Yeni bir 1968 kuşağı yetişiyor. Koronavirüsten hiç korkmadan milyonlarıyla sokağı dolduruyorlar. Devrimci İşçi Partisi, solun büyük bölümünden farklı olarak eve kapanma politikasına meydan okuduğunda, evde kalamayanlarla birlikte sokaklara çıkınca kim bilir ne çok solcu rahatsız olmuştur. Şimdi hepsi Amerikan halkının ağzında maskesi, kalabalıklar içinde sokakları doldurmasını hayranlıkla seyrediyor! Tarih bu konuda da kimin haklı olduğunu, hem de bu sefer erkenden kanıtladı! Şimdi Amerika’ya, Britanya, Almanya, Avustralya ve birçok başka ülkenin halkı da katıldı! George Floyd gibi ölmek istemiyorsanız, Trump’ım elinde hayatını yitiren 100 binden fazla Amerikalı gibi ölmek istemiyorsanız, hayat eve sığmaz! Tablo ortada!
Evet, yeni bir 1968 kuşağı yetişiyor ama hemen rahatlamayalım. Bu kuşağın daha siyasi olarak alması gereken çok ders var.

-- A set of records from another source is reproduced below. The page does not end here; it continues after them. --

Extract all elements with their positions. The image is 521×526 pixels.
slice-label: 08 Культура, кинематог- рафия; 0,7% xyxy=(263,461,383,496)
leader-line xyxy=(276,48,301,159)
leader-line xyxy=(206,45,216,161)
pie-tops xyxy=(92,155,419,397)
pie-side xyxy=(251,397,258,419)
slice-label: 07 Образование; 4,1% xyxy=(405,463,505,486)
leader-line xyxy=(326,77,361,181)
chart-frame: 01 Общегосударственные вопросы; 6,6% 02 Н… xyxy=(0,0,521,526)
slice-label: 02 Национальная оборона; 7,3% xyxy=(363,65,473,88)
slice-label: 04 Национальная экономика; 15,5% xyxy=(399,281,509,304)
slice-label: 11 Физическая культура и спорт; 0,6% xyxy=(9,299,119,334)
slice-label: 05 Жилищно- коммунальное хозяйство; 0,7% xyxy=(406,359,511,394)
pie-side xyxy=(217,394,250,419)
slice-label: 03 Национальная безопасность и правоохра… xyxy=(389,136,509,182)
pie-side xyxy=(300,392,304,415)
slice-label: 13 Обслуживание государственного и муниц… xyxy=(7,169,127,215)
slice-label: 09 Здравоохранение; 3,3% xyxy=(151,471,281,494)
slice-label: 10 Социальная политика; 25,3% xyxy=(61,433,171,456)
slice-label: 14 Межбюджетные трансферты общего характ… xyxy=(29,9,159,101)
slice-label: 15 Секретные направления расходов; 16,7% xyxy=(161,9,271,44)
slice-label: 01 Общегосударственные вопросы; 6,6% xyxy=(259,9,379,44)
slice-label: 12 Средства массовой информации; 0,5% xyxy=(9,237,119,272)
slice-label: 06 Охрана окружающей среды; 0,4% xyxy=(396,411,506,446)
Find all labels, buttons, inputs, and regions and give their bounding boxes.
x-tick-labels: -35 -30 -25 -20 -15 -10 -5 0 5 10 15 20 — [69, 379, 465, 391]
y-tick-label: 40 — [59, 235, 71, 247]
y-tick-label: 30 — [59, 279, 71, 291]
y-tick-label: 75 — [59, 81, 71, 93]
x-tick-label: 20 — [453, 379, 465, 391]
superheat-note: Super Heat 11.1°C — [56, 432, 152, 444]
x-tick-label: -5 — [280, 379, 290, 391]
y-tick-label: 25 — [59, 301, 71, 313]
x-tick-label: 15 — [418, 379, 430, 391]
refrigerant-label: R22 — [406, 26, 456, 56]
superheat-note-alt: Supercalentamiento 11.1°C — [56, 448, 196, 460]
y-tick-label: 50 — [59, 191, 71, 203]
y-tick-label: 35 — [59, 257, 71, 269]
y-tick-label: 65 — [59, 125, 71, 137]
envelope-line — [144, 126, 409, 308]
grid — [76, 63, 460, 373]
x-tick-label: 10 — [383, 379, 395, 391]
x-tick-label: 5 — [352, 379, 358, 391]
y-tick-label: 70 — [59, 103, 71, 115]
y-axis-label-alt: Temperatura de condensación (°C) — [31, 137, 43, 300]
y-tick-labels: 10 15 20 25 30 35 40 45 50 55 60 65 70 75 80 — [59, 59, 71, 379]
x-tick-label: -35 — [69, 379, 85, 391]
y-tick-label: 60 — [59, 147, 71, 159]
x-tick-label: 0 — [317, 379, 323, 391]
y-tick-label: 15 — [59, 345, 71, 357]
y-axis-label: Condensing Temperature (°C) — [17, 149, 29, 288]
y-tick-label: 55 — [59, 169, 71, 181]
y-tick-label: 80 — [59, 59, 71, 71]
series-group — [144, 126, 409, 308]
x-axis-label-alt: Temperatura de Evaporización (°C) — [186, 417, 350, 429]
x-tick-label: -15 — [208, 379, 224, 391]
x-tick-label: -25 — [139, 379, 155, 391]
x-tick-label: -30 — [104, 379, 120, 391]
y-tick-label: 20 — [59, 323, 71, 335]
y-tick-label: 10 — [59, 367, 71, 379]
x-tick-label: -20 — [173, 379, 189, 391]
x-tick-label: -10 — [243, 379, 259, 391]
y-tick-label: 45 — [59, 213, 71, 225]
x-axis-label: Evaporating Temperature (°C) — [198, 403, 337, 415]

Polis ve asker karşısında teslim olmuş gibi ellerini kaldırmış yürüyen bir kuşak bu. Ama öğrenecekler. Ve o zaman dünya sarsılacak. Cumhuriyetçi Partisi, Demokrat Partisi, serseri mayın faşisti, siyahinin boynuna çökeniyle, diz çöküp sözde dayanışma gösteren polisiyle güvenszilik güçleri, hepsi onların olsun. Amerika’ya bir İşçi Partisi gerek. Amerika’ya Marksizm gerek. Amerika’ya işçi sınıfı ile ezilenlerin bir ittifakı gerek.
Trump’ın faşizan politikaları şimdilik bozguna uğradı. Bastırın çocuklar! Şair altmış yıl önce bizim memleket için söylemiş ama şimdi de Amerika için geçerli: Derlenip dürülmesin bayraklar! Bu kavga faşizme karşı, bu kavga hürriyet kavgasıdır!